What the White House's distress over the Post's poll shows, however, is that today - with a domestic consensus now backing Netanyahu against Obama - Netanyahu has less call to minimize the breach than Obama does. Indeed, doing so only advances Obama's fortunes among American Jews and so strengthens the position of anti-Israel Jewish organizations that support him. Rather than leak stories about an impending deal, Netanyahu's advisers should leak stories about American intransigence and hostility.
Moreover, given the administration's overarching desire to put "daylight" between the US and Israel, reaching an agreement with Washington will bring no relief. Since it is the administration's goal to weaken US ties to the Jewish state, clearly any deal that Israel could obtain would either be antithetical to Israel's national interests or breached by the administration.
Perhaps in response to J Street's ever-expanding media presence, Ambassador Michael Oren intimated last month that he intends to reach out to far-Left American Jewish groups. To the extent that this is a serious initiative, it should be dropped immediately.
Through their actions, J Street and its allies have made clear that their institutional interests are served by weakening Israel. Their mission is to harm Israel's standing in Washington and weaken the influence of the mainstream American Jewish community that supports Israel.
Rather than empower these anti-Israel groups by legitimizing them, the government should take a page out of Obama's playbook. Obama gave the impression of hosting a big tent for American Jews by inviting both friendly far-Left groups and friendly centrist groups to meet with him on July 13. He legitimized his friends at J Street and Americans for Peace Now by treating them as equals of the Conference of Presidents of Major American Jewish Organizations.
By the same token, Israel's embassy should act as a big tent by reaching out to Israel's supporters on both the political Right and the center. All groups that support Israel should be welcome.

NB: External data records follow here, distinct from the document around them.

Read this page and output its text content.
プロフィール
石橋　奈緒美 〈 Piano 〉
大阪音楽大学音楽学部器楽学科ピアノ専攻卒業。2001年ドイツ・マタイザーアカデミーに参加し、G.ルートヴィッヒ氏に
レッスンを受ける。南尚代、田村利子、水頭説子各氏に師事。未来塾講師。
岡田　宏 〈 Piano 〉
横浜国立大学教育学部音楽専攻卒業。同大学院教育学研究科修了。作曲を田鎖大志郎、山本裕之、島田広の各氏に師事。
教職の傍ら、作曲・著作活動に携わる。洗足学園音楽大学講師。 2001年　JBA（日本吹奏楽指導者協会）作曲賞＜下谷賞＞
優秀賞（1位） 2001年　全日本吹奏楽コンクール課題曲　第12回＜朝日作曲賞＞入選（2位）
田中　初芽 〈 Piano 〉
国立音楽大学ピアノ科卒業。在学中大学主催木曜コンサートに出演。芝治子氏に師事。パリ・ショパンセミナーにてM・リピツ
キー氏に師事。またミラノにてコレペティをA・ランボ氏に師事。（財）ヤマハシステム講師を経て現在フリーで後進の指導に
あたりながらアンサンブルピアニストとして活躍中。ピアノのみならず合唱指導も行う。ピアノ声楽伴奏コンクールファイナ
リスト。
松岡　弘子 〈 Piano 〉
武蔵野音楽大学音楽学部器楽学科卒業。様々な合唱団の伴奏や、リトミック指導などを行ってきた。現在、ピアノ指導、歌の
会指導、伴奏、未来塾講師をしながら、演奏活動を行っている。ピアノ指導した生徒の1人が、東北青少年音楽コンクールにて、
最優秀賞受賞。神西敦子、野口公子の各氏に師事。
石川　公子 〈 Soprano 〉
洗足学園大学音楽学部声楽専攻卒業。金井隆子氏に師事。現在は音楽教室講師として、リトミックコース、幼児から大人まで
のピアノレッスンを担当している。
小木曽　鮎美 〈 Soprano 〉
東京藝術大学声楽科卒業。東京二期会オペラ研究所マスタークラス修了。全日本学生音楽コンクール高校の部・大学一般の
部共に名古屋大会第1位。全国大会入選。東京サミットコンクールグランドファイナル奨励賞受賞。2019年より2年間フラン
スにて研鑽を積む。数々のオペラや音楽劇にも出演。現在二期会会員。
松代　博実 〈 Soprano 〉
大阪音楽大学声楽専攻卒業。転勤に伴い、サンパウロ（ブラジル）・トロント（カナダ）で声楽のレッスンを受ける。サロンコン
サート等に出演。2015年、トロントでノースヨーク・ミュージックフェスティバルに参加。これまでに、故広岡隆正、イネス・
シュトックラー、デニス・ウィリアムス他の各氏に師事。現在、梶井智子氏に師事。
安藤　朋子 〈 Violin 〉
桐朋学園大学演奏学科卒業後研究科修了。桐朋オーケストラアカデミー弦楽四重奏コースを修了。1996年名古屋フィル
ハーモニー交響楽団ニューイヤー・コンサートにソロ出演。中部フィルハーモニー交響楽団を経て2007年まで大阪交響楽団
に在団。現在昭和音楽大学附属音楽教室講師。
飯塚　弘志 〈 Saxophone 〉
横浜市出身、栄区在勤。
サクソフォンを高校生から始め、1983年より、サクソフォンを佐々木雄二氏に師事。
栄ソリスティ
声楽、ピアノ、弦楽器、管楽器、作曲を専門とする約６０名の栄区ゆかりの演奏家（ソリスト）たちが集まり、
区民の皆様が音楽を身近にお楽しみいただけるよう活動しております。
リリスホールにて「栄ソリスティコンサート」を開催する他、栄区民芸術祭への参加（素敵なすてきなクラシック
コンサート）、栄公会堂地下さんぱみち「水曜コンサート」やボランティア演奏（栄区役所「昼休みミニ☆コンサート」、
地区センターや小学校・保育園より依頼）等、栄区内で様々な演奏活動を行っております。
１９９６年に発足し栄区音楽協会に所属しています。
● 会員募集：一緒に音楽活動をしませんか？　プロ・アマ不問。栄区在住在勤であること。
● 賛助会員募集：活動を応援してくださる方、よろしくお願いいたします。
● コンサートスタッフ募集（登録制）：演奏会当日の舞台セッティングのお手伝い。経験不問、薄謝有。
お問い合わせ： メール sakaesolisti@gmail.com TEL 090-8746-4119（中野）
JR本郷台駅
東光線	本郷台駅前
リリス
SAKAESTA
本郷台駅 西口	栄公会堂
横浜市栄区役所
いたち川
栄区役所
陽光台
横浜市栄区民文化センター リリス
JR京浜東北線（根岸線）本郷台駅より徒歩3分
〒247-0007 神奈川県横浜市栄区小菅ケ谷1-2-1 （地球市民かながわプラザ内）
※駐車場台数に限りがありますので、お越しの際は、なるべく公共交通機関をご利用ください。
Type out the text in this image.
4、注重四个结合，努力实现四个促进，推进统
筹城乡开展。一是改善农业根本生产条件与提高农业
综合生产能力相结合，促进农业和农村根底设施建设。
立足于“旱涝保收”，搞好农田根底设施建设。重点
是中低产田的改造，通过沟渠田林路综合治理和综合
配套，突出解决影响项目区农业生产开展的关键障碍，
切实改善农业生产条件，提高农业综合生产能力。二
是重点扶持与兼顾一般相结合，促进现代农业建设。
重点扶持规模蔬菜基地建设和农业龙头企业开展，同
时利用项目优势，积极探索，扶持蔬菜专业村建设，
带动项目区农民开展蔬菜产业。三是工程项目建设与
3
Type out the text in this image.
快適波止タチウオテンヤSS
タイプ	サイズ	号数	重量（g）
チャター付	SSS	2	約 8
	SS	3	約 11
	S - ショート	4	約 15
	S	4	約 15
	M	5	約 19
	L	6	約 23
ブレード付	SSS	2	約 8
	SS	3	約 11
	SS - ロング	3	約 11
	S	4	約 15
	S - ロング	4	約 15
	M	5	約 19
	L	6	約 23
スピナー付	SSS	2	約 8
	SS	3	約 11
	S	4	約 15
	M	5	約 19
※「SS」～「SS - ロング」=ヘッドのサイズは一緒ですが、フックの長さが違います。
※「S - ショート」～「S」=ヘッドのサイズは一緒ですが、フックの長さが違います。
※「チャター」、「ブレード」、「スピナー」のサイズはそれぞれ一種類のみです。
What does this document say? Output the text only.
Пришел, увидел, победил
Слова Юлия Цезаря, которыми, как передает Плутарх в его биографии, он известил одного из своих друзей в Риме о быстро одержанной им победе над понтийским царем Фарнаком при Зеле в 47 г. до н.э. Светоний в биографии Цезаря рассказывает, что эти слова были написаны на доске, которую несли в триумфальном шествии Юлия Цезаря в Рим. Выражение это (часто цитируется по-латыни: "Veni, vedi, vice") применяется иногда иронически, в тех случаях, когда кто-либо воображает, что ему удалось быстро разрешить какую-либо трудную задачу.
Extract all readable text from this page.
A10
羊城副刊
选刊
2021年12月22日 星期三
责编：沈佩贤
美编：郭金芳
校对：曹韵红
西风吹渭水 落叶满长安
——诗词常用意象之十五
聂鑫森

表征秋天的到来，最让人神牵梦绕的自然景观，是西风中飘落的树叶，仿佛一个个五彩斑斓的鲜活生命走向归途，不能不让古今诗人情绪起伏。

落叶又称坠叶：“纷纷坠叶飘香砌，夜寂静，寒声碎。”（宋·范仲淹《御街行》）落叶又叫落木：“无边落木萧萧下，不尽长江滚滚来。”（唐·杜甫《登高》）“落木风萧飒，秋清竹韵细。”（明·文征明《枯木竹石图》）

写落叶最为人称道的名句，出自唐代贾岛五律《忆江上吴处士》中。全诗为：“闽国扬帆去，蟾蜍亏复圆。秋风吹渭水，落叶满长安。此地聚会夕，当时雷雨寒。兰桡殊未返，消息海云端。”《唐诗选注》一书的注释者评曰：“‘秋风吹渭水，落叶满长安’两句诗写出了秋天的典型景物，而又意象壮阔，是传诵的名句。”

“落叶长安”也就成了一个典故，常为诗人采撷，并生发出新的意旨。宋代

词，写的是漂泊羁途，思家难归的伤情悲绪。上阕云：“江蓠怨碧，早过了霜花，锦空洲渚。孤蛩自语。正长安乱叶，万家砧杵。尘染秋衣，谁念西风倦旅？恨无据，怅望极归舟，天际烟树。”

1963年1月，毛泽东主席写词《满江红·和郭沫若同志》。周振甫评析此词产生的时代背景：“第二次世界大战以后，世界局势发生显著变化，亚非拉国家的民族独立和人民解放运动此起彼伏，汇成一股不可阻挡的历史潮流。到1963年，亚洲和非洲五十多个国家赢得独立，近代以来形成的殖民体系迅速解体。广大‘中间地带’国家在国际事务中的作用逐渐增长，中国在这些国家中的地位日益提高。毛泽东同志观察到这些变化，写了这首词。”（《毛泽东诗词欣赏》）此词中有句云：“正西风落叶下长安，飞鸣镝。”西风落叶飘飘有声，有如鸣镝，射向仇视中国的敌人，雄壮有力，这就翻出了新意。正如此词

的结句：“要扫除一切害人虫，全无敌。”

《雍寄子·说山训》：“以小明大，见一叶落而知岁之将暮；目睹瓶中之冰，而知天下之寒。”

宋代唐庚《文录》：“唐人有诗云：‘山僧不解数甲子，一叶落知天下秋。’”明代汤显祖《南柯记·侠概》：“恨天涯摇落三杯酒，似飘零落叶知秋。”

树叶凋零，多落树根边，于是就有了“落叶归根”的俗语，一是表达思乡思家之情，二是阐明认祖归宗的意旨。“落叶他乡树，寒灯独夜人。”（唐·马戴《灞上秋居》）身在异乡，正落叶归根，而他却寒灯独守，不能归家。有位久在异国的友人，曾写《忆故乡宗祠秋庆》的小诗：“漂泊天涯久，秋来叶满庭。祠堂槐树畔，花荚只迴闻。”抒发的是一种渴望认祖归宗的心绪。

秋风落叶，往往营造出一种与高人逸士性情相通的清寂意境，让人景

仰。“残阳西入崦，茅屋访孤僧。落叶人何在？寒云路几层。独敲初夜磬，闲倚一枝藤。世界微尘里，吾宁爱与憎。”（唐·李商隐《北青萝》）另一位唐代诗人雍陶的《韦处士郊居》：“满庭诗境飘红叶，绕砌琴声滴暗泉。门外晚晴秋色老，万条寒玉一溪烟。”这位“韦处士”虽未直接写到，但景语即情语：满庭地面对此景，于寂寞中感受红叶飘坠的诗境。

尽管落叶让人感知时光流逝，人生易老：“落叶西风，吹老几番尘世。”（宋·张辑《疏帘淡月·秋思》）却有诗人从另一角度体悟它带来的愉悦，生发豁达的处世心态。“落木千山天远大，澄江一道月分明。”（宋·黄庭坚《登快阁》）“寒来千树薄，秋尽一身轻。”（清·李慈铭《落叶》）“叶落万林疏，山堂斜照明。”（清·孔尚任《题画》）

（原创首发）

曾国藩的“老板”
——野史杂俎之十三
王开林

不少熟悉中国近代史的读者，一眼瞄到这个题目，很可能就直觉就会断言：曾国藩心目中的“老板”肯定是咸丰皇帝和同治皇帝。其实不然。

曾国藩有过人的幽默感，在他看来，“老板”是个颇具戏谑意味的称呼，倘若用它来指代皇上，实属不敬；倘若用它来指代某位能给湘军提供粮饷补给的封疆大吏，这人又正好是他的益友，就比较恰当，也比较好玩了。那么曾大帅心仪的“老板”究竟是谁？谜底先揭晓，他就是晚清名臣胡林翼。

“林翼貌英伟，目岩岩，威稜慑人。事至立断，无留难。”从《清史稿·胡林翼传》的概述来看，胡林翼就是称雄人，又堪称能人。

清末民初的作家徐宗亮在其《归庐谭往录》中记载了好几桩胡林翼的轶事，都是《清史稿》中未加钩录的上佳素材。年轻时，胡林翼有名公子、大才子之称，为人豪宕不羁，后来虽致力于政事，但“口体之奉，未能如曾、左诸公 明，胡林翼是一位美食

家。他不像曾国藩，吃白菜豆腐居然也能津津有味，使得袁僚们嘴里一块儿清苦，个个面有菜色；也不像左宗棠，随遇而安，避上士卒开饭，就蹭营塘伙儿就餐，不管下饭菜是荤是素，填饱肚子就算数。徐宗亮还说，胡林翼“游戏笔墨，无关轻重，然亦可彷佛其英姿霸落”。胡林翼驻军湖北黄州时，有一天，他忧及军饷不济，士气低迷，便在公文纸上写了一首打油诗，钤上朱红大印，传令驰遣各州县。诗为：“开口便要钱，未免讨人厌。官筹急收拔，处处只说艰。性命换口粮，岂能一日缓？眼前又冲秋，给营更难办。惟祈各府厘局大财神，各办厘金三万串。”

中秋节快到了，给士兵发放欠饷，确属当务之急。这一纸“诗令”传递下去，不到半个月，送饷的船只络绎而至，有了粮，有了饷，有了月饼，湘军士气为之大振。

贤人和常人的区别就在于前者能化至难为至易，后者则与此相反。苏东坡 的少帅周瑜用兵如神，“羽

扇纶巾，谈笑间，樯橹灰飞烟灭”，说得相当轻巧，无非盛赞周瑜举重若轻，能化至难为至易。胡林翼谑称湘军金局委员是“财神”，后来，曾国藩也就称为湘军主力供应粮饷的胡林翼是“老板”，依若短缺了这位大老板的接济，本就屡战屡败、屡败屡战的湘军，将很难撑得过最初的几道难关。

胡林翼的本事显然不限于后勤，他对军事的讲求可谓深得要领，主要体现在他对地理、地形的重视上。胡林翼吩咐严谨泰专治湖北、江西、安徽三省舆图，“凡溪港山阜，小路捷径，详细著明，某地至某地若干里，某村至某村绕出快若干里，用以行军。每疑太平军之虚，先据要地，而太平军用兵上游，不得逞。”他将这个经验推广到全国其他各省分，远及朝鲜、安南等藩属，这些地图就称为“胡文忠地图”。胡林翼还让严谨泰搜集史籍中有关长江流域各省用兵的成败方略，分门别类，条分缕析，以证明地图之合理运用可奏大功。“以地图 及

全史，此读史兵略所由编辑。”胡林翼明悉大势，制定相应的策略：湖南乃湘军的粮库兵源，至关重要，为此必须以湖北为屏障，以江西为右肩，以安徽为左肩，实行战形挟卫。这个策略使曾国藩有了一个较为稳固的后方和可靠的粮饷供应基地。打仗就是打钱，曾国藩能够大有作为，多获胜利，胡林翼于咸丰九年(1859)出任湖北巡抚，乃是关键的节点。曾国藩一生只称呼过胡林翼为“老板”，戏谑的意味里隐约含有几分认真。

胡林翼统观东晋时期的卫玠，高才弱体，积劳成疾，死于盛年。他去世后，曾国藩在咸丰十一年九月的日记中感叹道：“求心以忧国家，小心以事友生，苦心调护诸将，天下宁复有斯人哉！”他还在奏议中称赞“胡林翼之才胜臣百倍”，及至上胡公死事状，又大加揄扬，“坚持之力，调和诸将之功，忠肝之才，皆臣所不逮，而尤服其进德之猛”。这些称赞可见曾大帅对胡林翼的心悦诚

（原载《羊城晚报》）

As to the Israeli Left, to date, Netanyahu has successfully built a strong, stable center-right coalition by going over its head and forming a national consensus around support for defensible borders, a united Jerusalem and rejecting unreciprocated concessions of any kind. While the prime minister arguably made an unnecessary and potentially disastrous mistake in announcing his support for a demilitarized Palestinian state, by and large, he has successfully marginalized the Left.
Benn's anguished plea for help from the Obama administration shows that Netanyahu's policies are having the desired effect. His political opponents are descending into the depths of political irrelevance. Netanyahu should leave them to their richly deserved fate.